Disamping itu juga, terdapat lahan konsesi untuk bisnis sarana pariwisata alam berupa resort atau hotel, restaurant, sarana transportasi, office park diatas lahan seluas 22,1 ha. Zona pemanfaatan Loh Buaya dikelola oleh PT Segara Komodo Lestari (SKL) dengan total nilai proyek 69 miliyar.
Sama seperti halnya PT Komodo Wildlife Ecotourism (KWE), memiliki ijin usaha bisnis pariwisata di Loh Liang Pulau Komodo dan Pulau Padar. Di Pulau Komodo, akan digunakan untuk wisata kelas super premium dengan tarif masuk sistem keanggotaan sebesar 1000 USD atau setara dengan 14 juta rupiah per wisatawan.
Di Pulau Komodo, PT KWE bermitra dengan PT Flobamora miliki BUMD yang akan membangun fasilitas rest area, villa, restoran dan penginapan staff diatas lahan seluas 151,94 ha.

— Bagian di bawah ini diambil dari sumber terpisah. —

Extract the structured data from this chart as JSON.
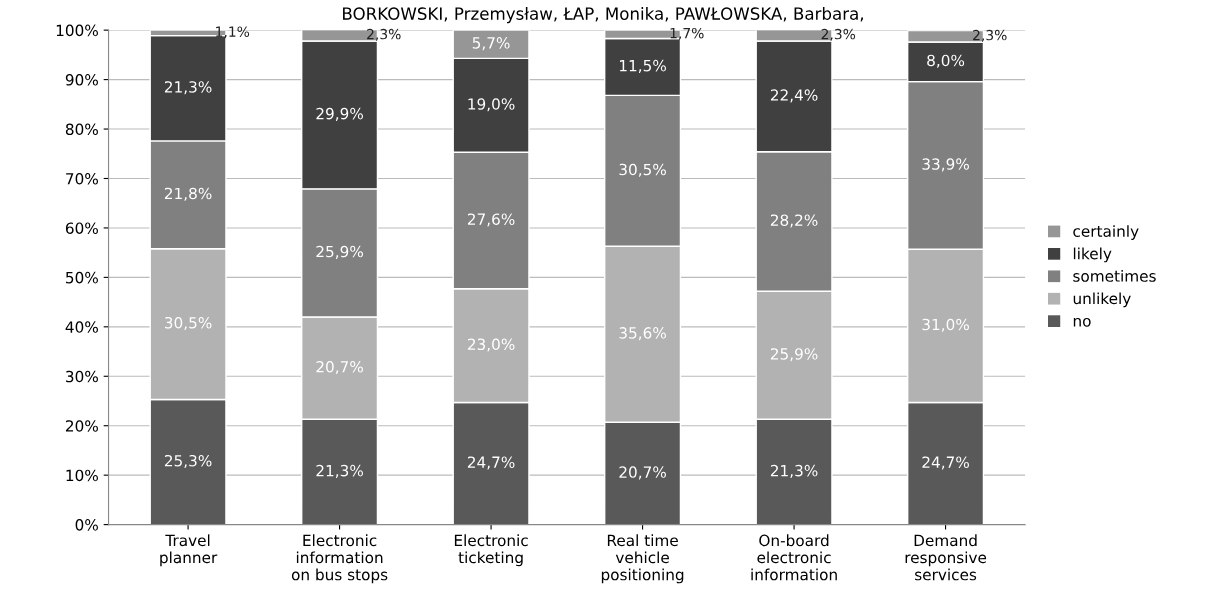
{
  "chart_data": {
    "type": "bar",
    "stacked": true,
    "title": "BORKOWSKI, Przemysław, ŁAP, Monika, PAWŁOWSKA, Barbara,",
    "categories": [
      "Travel\nplanner",
      "Electronic\ninformation\non bus stops",
      "Electronic\nticketing",
      "Real time\nvehicle\npositioning",
      "On-board\nelectronic\ninformation",
      "Demand\nresponsive\nservices"
    ],
    "series": [
      {
        "name": "no",
        "color": "#595959",
        "values": [
          25.3,
          21.3,
          24.7,
          20.7,
          21.3,
          24.7
        ],
        "value_labels": [
          "25,3%",
          "21,3%",
          "24,7%",
          "20,7%",
          "21,3%",
          "24,7%"
        ]
      },
      {
        "name": "unlikely",
        "color": "#b2b2b2",
        "values": [
          30.5,
          20.7,
          23.0,
          35.6,
          25.9,
          31.0
        ],
        "value_labels": [
          "30,5%",
          "20,7%",
          "23,0%",
          "35,6%",
          "25,9%",
          "31,0%"
        ]
      },
      {
        "name": "sometimes",
        "color": "#808080",
        "values": [
          21.8,
          25.9,
          27.6,
          30.5,
          28.2,
          33.9
        ],
        "value_labels": [
          "21,8%",
          "25,9%",
          "27,6%",
          "30,5%",
          "28,2%",
          "33,9%"
        ]
      },
      {
        "name": "likely",
        "color": "#404040",
        "values": [
          21.3,
          29.9,
          19.0,
          11.5,
          22.4,
          8.0
        ],
        "value_labels": [
          "21,3%",
          "29,9%",
          "19,0%",
          "11,5%",
          "22,4%",
          "8,0%"
        ]
      },
      {
        "name": "certainly",
        "color": "#969696",
        "values": [
          1.1,
          2.3,
          5.7,
          1.7,
          2.3,
          2.3
        ],
        "value_labels": [
          "1,1%",
          "2,3%",
          "5,7%",
          "1,7%",
          "2,3%",
          "2,3%"
        ]
      }
    ],
    "ylim": [
      0,
      100
    ],
    "yticks": [
      {
        "value": 0,
        "label": "0%"
      },
      {
        "value": 10,
        "label": "10%"
      },
      {
        "value": 20,
        "label": "20%"
      },
      {
        "value": 30,
        "label": "30%"
      },
      {
        "value": 40,
        "label": "40%"
      },
      {
        "value": 50,
        "label": "50%"
      },
      {
        "value": 60,
        "label": "60%"
      },
      {
        "value": 70,
        "label": "70%"
      },
      {
        "value": 80,
        "label": "80%"
      },
      {
        "value": 90,
        "label": "90%"
      },
      {
        "value": 100,
        "label": "100%"
      }
    ],
    "grid": "y",
    "legend": "right"
  }
}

Pulau Padar, atas dasar dari ijin investasi di tahun 2015, PT KWE menerima konsesi lahan seluas 274,13 ha yang akan dibangun falilitas rest area dan dermaga kelas premium.

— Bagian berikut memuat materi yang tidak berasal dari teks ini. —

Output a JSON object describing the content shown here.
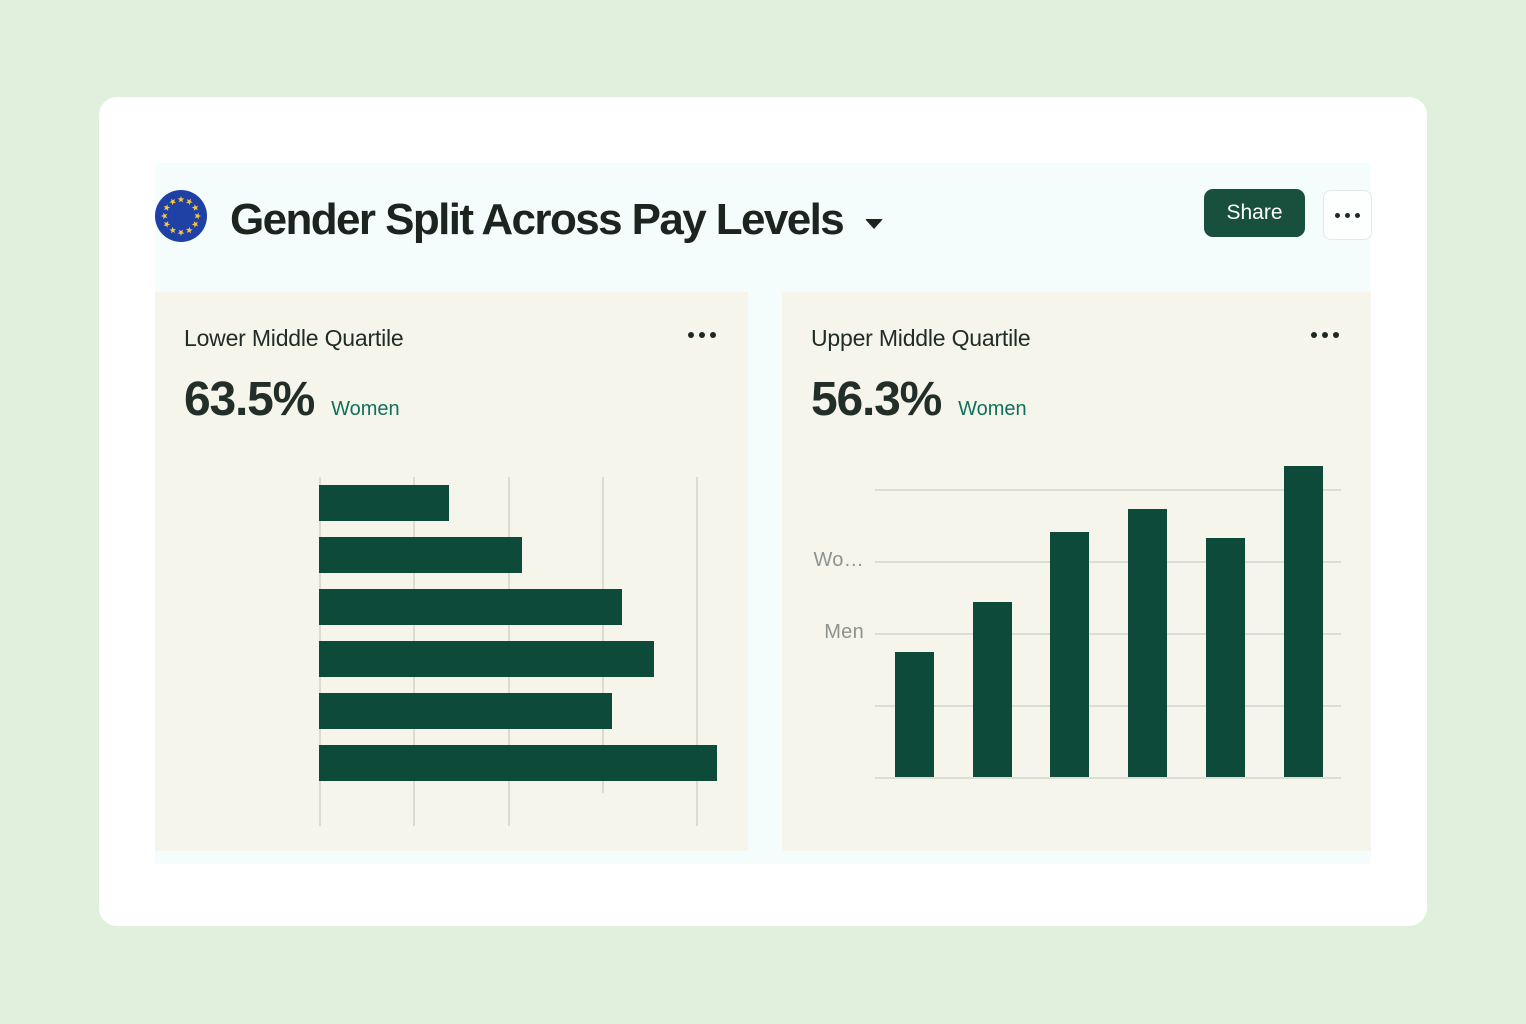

Pulau Tatawa ijin pengelolaan usaha wisata diberikan kepada PT Synergindo Niagatama diatas lahan seluas 17 ha. Bergeser ke sisi tenggara TNK, terdapat Pulau Muang di dekat Gili Mori. Rencananya pemerintah akan mengeluarkan atau mengubah pulau tersebut dari kawasan konservasi TNK.
Pulau Muang akan dibangun hotel berbintang lima dan convention center untuk persiapan KTT G-20 tahun 2023. Pulau dengan luas lahan 560 ha tersebut dinamakan sebagai kawasan ekonomi khusus (KEK) Indonesia.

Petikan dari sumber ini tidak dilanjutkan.